Public opinion in Israel appears to support the various reforms proposed by the government to religious life and the state’s interaction with the ultra-Orthodox sector, in light of polling on these issues published on Wednesday in the Hiddush organization’s 2021 Israel Religion and State Index.
On issues surrounding kashrut, conversion and haredi education, the majority of the Jewish public, including Likud voters, support liberalization of the former and a tougher stance on the latter.
The survey was conducted by the Smith Institute for Hiddush in July 2021 on a sample of 800 adults from the Jewish population with a sampling error of 3.5%.

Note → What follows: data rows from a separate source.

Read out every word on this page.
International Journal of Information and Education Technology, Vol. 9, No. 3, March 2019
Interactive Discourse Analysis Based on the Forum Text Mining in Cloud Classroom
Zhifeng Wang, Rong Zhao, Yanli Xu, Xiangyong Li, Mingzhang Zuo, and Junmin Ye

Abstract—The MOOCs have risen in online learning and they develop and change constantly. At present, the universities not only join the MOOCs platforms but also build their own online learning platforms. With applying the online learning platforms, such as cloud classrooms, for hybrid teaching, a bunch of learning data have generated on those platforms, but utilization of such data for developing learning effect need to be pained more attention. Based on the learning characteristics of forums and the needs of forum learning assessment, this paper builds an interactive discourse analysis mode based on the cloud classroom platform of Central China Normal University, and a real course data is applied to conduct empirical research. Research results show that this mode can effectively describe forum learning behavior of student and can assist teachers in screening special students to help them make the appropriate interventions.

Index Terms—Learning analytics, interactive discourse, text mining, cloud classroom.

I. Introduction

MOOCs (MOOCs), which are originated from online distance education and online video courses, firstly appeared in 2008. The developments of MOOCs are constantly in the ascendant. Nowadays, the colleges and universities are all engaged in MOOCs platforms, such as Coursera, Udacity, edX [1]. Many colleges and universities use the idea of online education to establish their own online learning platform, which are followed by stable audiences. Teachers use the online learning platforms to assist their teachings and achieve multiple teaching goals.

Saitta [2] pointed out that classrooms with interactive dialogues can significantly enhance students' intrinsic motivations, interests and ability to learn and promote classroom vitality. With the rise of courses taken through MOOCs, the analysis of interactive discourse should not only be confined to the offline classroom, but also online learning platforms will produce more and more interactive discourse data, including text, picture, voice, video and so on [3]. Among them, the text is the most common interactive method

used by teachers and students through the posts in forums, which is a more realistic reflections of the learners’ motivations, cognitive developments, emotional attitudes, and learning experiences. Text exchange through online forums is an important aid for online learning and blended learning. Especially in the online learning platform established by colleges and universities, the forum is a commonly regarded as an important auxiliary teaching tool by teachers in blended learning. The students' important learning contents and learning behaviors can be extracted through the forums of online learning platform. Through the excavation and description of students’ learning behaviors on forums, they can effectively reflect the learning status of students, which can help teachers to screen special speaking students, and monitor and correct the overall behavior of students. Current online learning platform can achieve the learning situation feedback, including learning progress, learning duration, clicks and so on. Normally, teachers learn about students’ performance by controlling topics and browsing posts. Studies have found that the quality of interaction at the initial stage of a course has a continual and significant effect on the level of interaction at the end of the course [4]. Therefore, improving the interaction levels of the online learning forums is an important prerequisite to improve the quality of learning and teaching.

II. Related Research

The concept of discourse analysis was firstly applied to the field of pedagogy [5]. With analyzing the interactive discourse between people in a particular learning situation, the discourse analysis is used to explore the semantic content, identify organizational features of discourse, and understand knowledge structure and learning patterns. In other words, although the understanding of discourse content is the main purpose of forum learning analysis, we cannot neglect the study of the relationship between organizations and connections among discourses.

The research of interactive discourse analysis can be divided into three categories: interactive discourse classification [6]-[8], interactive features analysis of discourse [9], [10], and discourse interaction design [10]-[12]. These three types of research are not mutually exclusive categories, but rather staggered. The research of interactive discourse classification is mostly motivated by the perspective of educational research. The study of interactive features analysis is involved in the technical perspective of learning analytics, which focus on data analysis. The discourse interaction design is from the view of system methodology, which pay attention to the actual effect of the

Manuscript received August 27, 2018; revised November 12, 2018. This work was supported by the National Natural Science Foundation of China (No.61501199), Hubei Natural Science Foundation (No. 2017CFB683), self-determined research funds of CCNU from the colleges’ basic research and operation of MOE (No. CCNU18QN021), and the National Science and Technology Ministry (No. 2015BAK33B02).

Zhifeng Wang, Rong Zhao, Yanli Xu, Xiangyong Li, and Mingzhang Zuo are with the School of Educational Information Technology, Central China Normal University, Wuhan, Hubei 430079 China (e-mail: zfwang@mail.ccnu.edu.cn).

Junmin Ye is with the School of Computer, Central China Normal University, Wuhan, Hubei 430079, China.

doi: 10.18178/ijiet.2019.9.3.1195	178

One of the principle reforms advanced by the government is to the provision of kashrut supervision, in which the Chief Rabbinate will lose its monopoly over the market and instead become a regulator of independent kashrut supervision organizations.

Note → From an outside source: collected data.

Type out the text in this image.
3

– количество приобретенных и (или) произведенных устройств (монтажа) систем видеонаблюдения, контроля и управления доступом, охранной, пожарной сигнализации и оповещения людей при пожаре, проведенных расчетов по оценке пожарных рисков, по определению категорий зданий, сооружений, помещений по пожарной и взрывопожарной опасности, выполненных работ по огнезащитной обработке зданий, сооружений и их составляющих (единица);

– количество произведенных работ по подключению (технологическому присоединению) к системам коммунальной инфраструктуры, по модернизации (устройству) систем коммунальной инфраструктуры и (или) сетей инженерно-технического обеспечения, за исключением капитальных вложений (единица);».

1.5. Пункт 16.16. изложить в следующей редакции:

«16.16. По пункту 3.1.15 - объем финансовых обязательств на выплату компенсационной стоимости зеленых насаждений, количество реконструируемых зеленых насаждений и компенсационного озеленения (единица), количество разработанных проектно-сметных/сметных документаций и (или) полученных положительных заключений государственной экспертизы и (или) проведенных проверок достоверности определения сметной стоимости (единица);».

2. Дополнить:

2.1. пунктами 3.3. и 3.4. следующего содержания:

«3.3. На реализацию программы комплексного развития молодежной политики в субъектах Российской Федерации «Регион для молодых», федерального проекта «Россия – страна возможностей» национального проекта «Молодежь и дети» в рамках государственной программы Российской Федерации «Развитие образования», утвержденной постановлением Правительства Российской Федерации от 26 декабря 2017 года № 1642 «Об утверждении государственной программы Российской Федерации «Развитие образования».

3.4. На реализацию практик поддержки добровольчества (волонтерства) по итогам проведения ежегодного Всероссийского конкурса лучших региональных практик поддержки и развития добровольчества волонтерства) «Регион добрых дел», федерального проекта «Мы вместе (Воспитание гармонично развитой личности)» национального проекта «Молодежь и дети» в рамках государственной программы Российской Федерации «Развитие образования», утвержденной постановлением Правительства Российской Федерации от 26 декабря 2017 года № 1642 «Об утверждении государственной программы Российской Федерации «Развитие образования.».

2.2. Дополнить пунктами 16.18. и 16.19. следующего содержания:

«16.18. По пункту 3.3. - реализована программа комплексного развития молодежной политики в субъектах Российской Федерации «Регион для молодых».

The ultra-Orthodox parties and the Chief Rabbinate have denounced the reforms as “the destruction of kashrut in Israel” and the undermining of the Chief Rabbinate and religious life.

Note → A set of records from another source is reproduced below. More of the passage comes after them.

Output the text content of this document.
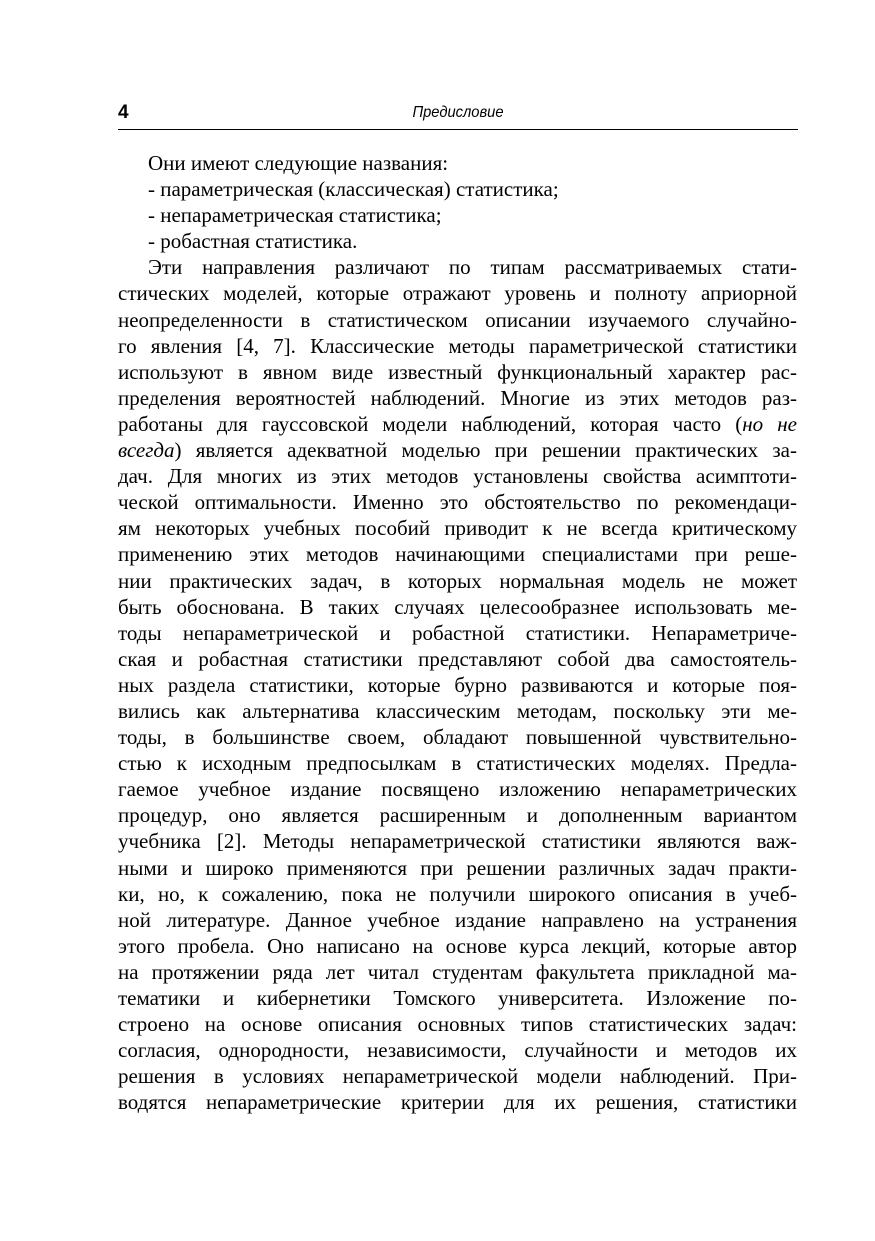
4	Предисловие
Они имеют следующие названия:
- параметрическая (классическая) статистика;
- непараметрическая статистика;
- робастная статистика.
Эти направления различают по типам рассматриваемых стати-
стических моделей, которые отражают уровень и полноту априорной
неопределенности в статистическом описании изучаемого случайно-
го явления [4, 7]. Классические методы параметрической статистики
используют в явном виде известный функциональный характер рас-
пределения вероятностей наблюдений. Многие из этих методов раз-
работаны для гауссовской модели наблюдений, которая часто (но не
всегда) является адекватной моделью при решении практических за-
дач. Для многих из этих методов установлены свойства асимптоти-
ческой оптимальности. Именно это обстоятельство по рекомендаци-
ям некоторых учебных пособий приводит к не всегда критическому
применению этих методов начинающими специалистами при реше-
нии практических задач, в которых нормальная модель не может
быть обоснована. В таких случаях целесообразнее использовать ме-
тоды непараметрической и робастной статистики. Непараметриче-
ская и робастная статистики представляют собой два самостоятель-
ных раздела статистики, которые бурно развиваются и которые поя-
вились как альтернатива классическим методам, поскольку эти ме-
тоды, в большинстве своем, обладают повышенной чувствительно-
стью к исходным предпосылкам в статистических моделях. Предла-
гаемое учебное издание посвящено изложению непараметрических
процедур, оно является расширенным и дополненным вариантом
учебника [2]. Методы непараметрической статистики являются важ-
ными и широко применяются при решении различных задач практи-
ки, но, к сожалению, пока не получили широкого описания в учеб-
ной литературе. Данное учебное издание направлено на устранения
этого пробела. Оно написано на основе курса лекций, которые автор
на протяжении ряда лет читал студентам факультета прикладной ма-
тематики и кибернетики Томского университета. Изложение по-
строено на основе описания основных типов статистических задач:
согласия, однородности, независимости, случайности и методов их
решения в условиях непараметрической модели наблюдений. При-
водятся непараметрические критерии для их решения, статистики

But according to the Hiddush poll, only 22% responded that they would only eat in restaurants with kashrut certificates from the Chief Rabbinate, while 25% would be satisfied with alternative kashrut certification such as that of the Tzohar religious-Zionist rabbinical association, or ultra-Orthodox authorities.
Another 53% do not take kashrut certification into account whatsoever when choosing where to eat and what food to buy.
Even among the 41% of the public that said they strictly observe kashrut according to Jewish law, only 47% responded that they consume only food under the supervision of the Chief Rabbinate.
Another proposed reform by the current government is to decentralize control over Jewish conversion, to allow municipal chief rabbis, all of whom must have qualifications from the Orthodox Chief Rabbinate, to establish their own conversion courts.
Although Hiddush did not poll specifically on this reform, its index did find that 65% of the Jewish public thinks that recognition for civil purposes of an individual convert’s Jewish status does not need to be dependent on converting in an Orthodox process.
Of those polled, 35% said immigrants with a Jewish father and non-Jewish mother, someone who Jewish law determines to be non-Jewish, should be recognized as Jewish if they identify as such, even without religious conversion.
Another 30% said that any religious conversion common among world Jewry, whether it be Orthodox, Conservative or Reform, would be acceptable to them to confer Jewish status in Israel.
Ony 35% said civil recognition as Jews should only be afforded if the individual converted in an Orthodox process.
And 75% of respondents asserted that state-funded ultra-Orthodox schools should be required to teach core curricular studies, and that should they refuse, their funding should be cut.
Yisrael Beytenu leader and Finance Minister Avigdor Liberman made this promise numerous times during recent election campaigns, although legislation is yet to be advanced on the topic.
Only 25% of the public was of the opinion that core curricular studies should not be required of ultra-Orthodox schools, and that parents should be allowed to select an education for their children without core curricular studies, without jeopardizing the funding they receive from the state coffers.
Another important finding found that some 11% of the respondents said they identify as non-Orthodox; 6% said they identified as Reform and 5% as Conservative.
A further 19% said they were Zionist Orthodox, 2% said they were stringent religious-Zionist, and 11% ultra-Orthodox.
Fully 57% said they had no religious affiliation.
Some 61% of respondents said they support equal status in Israel for the three major Jewish denominations: Orthodox, Conservative and Reform.
It is supported by the majority of voters for all coalition parties, except for Yamina voters, who are divided on the issue with 48% of them supporting equal status for the non-Orthodox denominations.
Some 57% of Likud voters in the March 21 elections also expressed support for equal status.
“The Index and a comparison of its data over the last ten years prove that the Israeli public is fed up with the ‘status quo’ on religious issues, which belies the worn-out rhetoric of many politicians regarding Israel’s ‘traditional, religiously inclined majority,’” said Hiddush US Chairman Stanley P. Gold and CEO Rabbi Uri Regev.
“They misrepresent the truth and mislead Jewish leadership, claiming that most Israeli Jews wish to maintain the state’s religious coercion in matters of Shabbat, marriage, kashrut, ‘Who is a Jew’ and more. The compelling and consistent Index data refute this self-serving distortion of the truth. The public supports religious pluralism and prefers a broad, civil coalition, which does not submit to the dictates of the ultra-Orthodox parties, as shown by the many surveys we and others have conducted over the past few years and during the recent election cycles.”